Kedua, dan ini yang lebih berbahaya, adalah spekulasi tentang pembatasan akses. China, meski telah melarang perdagangan kripto, tetap menjadi rumah bagi sebagian besar penambang (miners) Bitcoin global. Jika perang dagang berubah menjadi perang teknologi dan finansial yang lebih luas, apakah China akan menggunakan dominasinya dalam mining sebagai senjata? Atau apakah AS akan membatasi akses ke exchange kripto yang memiliki hubungan dengan entitas China? Kemungkinan-kemungkinan ini, meski masih spekulatif, sudah cukup untuk membuat whale (pemegang kripto dalam jumlah besar) mengambil untung dan menunggu di pinggir lapangan.
Masa Depan yang Volatil: Apa yang Bisa Diharapkan dari Sini?
Jadi, ke mana kita melangkah dari sini? Apakah penurunan ini adalah akhir dari bull run kripto, atau hanya jeda sehat dalam perjalanan panjang menuju harga yang lebih tinggi?
Pandangan Optimis:
Para bull (investor yang yakin harga akan naik) berargumen bahwa faktor fundamental Bitcoin tidak berubah. Halving—pemotongan imbal hasil penambangan Bitcoin—yang terjadi beberapa bulan lalu secara historis selalu memicu kenaikan harga dalam jangka menengah. Selain itu, adopsi institusional melalui ETF Bitcoin spot terus berlanjut, menyuntikkan likuiditas baru yang tidak mudah menguap.

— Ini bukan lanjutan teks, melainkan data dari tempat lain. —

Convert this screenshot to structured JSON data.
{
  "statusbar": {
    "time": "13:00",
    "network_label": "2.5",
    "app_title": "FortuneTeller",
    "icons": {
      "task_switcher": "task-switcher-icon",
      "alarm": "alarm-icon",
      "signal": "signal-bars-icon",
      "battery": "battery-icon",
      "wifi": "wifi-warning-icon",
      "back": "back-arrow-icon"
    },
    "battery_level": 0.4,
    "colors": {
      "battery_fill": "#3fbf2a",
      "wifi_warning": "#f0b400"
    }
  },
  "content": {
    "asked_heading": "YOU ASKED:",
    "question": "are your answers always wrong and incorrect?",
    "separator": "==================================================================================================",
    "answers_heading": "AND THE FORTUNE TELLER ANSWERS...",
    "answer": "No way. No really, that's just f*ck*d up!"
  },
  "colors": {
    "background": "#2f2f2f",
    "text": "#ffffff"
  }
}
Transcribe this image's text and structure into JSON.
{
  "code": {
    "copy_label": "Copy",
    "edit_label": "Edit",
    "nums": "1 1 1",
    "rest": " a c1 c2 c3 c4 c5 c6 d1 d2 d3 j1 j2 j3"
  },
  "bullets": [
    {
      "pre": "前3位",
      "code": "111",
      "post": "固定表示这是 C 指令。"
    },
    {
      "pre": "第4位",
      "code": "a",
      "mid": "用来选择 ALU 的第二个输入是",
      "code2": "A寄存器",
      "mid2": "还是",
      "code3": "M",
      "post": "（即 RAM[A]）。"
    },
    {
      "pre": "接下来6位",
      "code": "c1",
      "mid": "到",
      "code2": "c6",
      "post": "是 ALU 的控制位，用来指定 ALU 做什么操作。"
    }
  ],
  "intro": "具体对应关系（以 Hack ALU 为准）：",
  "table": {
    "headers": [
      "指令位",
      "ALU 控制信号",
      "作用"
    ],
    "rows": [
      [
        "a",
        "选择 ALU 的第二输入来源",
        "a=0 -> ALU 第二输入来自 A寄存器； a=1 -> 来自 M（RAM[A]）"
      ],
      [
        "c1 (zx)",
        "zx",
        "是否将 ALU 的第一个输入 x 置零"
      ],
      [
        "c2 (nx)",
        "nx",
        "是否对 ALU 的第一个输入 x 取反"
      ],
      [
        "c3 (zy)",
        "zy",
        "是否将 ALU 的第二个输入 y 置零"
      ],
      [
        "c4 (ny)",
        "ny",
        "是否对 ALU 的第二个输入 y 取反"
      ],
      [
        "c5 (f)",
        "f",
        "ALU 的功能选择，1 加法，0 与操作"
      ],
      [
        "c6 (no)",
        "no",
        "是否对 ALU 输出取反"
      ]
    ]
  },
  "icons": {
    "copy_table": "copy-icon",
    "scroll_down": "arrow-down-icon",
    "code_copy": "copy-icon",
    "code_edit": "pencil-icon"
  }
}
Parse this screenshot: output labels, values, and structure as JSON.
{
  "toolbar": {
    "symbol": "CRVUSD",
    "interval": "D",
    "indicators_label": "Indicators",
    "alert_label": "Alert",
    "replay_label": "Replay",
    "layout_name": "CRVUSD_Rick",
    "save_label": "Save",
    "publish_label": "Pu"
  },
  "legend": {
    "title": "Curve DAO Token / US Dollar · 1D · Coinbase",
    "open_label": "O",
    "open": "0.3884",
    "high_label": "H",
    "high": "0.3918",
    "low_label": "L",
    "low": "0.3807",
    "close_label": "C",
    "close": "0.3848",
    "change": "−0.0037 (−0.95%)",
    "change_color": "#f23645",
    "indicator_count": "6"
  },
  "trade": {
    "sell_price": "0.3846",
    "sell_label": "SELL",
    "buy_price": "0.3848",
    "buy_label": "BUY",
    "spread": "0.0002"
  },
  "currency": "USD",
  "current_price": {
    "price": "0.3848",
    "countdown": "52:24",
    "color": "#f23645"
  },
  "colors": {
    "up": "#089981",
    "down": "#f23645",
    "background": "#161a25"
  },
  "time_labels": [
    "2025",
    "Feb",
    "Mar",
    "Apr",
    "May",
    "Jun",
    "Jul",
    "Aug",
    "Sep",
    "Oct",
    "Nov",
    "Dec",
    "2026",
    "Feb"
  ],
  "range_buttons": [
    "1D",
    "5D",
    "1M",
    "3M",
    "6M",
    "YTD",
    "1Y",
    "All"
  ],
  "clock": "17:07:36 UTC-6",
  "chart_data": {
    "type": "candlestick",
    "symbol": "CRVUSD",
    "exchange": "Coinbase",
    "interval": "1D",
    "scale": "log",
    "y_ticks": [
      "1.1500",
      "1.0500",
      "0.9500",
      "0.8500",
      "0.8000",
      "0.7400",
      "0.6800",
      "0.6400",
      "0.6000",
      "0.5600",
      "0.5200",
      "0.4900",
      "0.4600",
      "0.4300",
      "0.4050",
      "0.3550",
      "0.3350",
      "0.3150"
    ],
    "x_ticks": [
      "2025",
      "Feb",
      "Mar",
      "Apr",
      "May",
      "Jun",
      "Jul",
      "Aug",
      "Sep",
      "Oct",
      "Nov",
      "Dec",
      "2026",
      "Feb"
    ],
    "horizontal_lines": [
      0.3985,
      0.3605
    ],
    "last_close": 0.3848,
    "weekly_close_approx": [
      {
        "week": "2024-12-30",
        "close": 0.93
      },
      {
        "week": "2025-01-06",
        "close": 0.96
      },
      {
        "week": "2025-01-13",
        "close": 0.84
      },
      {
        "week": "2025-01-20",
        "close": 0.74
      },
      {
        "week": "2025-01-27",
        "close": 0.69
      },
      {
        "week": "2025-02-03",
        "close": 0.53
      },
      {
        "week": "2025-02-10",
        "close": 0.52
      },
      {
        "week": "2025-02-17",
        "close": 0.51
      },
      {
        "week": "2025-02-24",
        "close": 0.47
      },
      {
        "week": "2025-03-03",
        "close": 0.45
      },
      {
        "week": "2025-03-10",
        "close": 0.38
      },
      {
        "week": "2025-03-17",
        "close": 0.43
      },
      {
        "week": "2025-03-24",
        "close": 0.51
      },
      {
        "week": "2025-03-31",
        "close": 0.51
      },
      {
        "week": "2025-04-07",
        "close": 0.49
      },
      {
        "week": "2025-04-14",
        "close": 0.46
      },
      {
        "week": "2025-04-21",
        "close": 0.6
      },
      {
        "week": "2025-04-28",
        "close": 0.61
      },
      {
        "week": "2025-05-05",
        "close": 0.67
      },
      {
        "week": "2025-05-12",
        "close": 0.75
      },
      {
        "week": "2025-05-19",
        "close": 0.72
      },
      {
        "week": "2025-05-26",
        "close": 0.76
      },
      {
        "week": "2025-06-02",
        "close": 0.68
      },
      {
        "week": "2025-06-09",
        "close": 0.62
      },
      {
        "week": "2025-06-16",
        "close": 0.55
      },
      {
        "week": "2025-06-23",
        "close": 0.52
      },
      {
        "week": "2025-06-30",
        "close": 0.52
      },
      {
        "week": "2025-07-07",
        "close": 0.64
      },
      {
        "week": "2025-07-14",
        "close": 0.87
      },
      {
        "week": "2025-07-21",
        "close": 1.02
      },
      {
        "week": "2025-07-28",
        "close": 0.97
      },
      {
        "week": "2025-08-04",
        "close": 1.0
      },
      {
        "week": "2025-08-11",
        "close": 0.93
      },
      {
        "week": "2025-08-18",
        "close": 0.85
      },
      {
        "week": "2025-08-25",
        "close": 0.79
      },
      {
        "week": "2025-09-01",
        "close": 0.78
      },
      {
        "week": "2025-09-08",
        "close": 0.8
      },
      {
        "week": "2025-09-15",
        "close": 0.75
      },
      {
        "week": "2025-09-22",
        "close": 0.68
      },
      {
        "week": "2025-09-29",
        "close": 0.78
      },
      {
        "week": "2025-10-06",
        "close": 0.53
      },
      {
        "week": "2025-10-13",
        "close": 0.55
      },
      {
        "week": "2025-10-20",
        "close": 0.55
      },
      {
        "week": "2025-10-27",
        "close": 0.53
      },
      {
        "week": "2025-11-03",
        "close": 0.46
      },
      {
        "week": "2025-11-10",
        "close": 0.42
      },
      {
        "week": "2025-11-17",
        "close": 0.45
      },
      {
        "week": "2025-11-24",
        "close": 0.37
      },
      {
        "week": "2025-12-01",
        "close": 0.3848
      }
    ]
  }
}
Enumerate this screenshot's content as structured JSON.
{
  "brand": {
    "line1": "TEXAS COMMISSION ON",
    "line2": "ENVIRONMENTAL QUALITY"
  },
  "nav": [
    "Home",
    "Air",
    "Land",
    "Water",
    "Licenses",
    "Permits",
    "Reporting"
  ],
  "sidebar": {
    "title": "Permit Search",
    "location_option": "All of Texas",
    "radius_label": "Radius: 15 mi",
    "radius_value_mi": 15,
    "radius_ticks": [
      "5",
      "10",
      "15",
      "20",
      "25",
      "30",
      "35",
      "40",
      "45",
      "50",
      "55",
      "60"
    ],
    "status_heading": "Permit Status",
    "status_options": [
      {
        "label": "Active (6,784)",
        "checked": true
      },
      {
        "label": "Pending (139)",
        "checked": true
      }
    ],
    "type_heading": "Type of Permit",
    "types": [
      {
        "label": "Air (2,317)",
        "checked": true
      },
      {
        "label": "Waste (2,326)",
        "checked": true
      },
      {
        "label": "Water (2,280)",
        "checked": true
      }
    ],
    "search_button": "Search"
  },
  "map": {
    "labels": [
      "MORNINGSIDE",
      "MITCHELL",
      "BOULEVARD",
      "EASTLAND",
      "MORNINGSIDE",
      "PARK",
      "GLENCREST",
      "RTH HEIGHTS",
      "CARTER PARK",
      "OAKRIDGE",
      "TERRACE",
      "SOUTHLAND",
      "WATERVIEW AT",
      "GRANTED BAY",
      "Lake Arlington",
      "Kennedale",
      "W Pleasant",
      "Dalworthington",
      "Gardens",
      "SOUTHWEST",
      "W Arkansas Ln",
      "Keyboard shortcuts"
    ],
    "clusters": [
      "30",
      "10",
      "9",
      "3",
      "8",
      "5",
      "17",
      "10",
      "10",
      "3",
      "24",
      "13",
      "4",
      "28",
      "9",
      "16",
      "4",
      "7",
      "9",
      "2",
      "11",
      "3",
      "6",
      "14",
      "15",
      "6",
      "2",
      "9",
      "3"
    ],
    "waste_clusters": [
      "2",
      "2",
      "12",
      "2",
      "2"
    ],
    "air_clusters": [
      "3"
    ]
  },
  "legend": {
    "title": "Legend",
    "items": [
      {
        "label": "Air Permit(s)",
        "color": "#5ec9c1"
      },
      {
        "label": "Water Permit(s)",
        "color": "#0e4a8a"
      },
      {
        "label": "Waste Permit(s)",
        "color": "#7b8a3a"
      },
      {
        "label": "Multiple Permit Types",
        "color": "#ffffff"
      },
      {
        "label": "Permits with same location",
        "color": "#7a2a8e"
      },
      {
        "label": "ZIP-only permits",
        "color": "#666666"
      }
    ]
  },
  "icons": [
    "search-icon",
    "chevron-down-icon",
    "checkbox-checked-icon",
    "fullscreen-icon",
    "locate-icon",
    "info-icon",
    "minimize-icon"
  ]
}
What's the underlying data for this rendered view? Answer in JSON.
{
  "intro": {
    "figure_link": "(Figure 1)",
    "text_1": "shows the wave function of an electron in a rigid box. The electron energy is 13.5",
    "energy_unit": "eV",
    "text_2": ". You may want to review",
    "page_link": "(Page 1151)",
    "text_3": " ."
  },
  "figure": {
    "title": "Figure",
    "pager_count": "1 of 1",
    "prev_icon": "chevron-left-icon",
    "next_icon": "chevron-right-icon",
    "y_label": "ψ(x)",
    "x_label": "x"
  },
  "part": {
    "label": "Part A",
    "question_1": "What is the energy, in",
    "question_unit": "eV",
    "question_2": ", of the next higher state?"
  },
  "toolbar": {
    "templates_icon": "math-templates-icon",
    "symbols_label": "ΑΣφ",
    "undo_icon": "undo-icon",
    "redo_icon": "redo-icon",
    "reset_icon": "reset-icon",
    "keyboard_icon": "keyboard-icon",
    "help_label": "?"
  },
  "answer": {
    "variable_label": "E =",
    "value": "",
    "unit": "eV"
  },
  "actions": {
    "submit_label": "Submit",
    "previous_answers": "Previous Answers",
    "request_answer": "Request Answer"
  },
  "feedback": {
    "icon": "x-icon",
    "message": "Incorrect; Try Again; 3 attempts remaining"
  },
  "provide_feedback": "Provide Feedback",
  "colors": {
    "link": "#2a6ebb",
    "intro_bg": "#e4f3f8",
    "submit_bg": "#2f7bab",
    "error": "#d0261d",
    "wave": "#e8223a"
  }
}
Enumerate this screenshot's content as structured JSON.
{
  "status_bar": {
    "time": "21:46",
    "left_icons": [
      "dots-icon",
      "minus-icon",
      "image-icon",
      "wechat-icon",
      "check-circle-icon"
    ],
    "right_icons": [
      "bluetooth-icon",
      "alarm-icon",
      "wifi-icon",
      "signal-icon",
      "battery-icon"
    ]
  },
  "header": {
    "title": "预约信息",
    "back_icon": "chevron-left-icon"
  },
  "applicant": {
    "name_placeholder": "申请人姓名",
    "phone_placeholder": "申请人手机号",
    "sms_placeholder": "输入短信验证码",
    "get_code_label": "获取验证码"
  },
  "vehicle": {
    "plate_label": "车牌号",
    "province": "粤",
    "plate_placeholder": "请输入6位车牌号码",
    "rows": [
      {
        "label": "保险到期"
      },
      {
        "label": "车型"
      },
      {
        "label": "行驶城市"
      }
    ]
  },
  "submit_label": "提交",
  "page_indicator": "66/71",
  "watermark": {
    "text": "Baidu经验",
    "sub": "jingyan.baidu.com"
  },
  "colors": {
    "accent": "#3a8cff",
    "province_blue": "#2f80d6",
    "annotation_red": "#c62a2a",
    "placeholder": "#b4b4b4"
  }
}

Bagi mereka, penurunan ini hanyalah "kesalahan pricing" sementara yang disebabkan oleh geopolitik, dan merupakan peluang beli (buying opportunity) yang sempurna.
Pandangan Pesimis:
Di seberang ring, para bear (investor yang yakin harga akan turun) melihat ini sebagai awal dari "musim dingin kripto" yang baru. Mereka berpendapat bahwa korelasi dengan pasar saham adalah penyakit bawaan kripto yang tidak akan pernah sembuh. Jika The Fed terpaksa menunda pemotongan suku bunga karena inflasi yang bandel, atau—yang lebih buruk—bahkan menaikkannya lagi, maka seluruh pasar aset berisiko, termasuk kripto, akan menghadapi tekanan jual yang jauh lebih besar. Bagi mereka, level US$110.000 adalah pertahanan kritis; jika tembus, kita bisa menyaksikan jatuh bebas menuju US$90.000.
Kesimpulan: Pelajaran Pahit dan Jalan ke Depan
Kejatuhan Bitcoin ke US$110.000 di tengah eskalasi perang dagang AS-China adalah pelajaran yang mahal dan pahit. Ia mengingatkan kita pada satu kebenaran mendasar: dalam hierarki flight-to-safety, aset digital masih berada di anak tangga yang jauh lebih rendah dibandingkan dolar AS, yen Jepang, atau obligasi pemerintah.
Narasi "lindung nilai" dan "emas digital" ternyata masih kalah kuat dibandingkan narasi "aset spekulatif berteknologi tinggi." Ketergantungan kripto pada sentimen makroekonomi dan kebijakan moneter AS membuatnya rentan terhadap permainan politik yang dimainkan di Washington dan Beijing.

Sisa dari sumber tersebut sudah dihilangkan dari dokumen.